I'm 22 years old. I've got a good job that's going to pay for the college expenses. I can get the anime and manga that I want. I get the occasional video game. I do a good job of budgeting myself, so I don't spend too much a month. I still live at home, but it's rather good to live at home. My mom freaks out sometimes, but it's mostly good. I don't have much of a social life outside of work, but work takes up enough of my time on the weekdays that I don't mind it then. I only get lonely on weekends, but only sometimes, and they go by fast enough that it doesn't matter to me. I'm actually a mellow sort of guy, believe it or not.

I used to have the proverbial righteous anger. Even back when I was in elementary school, I would get very upset when I saw an injustice. I got to a point that I actually lived off of this anger. It was my driving force. It allowed me to feel in ways I couldn't otherwise. Listening to music was a more encompassing experience. I could empathize more fully. I still consider Battle Royale 2 to be the greatest movie of all time, but the last time I watched it, I couldn't feel what I felt the first two times I watched it. I'm apprehensive about watching it again. It fueled my creative vision. It helped me construct in my mind the blueprints of what was going to be my three-novel epic of mystery, action, and righteous anger.

Now I can't tell if I miss that feeling. I don't know if this is a part of growing up. It's like this one part in the Ultimate Spider Man comics that Peter Parker gets upset about his teacher accepting the Kingpin because he does some good things despite being a murderer and a gangster. Peter asked his teacher when the change happens that allows her to live with what the Kingpin does. When you turn 30? When you finish college? I feel like I'm somewhere inbetween where Peter is and his teacher is. I would acknowledge that the Kingpin is totally bad, but I wouldn't get as upset about it, and I wouldn't have the drive to change it.

Why is it that all the good kids growing up with feelings like these lose them? They lose a part of themselves in the process of becoming an adult. It's happening to me right now, but I couldn't tell you exactly when it started or why.

The world would be so much better if the cycle went in reverse.

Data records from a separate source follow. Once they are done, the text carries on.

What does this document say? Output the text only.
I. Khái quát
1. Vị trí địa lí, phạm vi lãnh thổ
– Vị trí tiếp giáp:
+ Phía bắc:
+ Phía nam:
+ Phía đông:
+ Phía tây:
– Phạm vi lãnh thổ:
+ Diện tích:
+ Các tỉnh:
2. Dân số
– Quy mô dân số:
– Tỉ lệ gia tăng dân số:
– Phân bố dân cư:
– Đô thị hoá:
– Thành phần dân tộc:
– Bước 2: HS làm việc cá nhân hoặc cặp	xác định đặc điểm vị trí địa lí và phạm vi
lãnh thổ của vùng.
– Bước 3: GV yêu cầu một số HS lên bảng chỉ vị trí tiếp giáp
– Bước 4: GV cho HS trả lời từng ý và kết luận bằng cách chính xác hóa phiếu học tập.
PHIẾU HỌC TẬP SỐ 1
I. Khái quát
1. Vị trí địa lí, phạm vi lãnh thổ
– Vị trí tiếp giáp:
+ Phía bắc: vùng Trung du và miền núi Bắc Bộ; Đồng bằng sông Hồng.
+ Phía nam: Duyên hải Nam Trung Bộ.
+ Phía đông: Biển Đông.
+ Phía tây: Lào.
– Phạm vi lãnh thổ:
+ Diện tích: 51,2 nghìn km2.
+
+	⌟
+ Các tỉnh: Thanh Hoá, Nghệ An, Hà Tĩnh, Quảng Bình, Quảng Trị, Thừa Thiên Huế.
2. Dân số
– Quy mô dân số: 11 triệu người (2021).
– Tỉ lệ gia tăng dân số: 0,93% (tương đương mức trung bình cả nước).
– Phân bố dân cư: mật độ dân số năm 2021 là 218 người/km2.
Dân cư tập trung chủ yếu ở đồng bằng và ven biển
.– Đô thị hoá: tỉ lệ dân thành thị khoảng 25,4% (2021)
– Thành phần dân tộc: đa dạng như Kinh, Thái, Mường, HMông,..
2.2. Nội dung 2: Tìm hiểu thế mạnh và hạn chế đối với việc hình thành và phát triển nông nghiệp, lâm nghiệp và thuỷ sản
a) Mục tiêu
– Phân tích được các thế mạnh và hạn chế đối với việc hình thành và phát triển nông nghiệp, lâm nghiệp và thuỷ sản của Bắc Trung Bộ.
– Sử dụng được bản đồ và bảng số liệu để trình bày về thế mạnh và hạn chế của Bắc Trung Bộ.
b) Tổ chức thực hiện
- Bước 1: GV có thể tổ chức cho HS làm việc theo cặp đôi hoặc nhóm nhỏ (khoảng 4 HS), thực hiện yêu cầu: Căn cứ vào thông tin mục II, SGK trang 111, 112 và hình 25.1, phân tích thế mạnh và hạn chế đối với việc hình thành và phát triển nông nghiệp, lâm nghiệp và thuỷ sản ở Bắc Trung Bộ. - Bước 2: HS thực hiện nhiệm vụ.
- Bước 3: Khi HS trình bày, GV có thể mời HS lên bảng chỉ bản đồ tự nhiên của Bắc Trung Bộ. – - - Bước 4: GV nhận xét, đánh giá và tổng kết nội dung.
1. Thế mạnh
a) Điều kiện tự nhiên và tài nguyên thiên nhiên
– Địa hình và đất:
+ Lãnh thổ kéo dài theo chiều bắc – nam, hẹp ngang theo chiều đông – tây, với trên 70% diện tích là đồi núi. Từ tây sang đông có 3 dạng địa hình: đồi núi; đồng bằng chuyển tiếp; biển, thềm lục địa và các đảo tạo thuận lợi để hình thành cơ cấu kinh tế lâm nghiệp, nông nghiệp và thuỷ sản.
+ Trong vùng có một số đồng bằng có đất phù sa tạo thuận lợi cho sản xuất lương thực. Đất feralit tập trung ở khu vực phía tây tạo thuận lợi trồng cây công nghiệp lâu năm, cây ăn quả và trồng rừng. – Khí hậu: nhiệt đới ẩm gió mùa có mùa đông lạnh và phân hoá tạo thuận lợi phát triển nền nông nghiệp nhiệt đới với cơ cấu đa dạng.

I'm also concerned about the finality in life. Perhaps the first big finality is the end of high school, followed by the end of college. Then there is paying off your car. Then your house. Getting married. Having sex. Your first drink. Personal finality like waiting for a video game to come out. My biggest finalities were Zelda 64 and Metal Gear Solid 4. I was living and breathing MGS4 from the time it was announced to the time it released a few weeks ago. Now, I'm more mellow than ever. I have taken some time to reflect on my state of living, and it's remarkable how fast I'm moving towards the finality of paying off college loans. Then what? Car payment, of course. Then what? I don't know exactly, but it's always going to be finality after finality until the greatest finality of all: death. Perhaps living the way I'm living right now is okay for right now, but I'm not sure I can accept living this way for the rest of my life. I blow through weekdays. Weekends never last long enough. Then it's back to the work week, and the cycle continues. Time seems to go by faster every passing day. I can't help but think I'm going to be dissatisfied in a few years.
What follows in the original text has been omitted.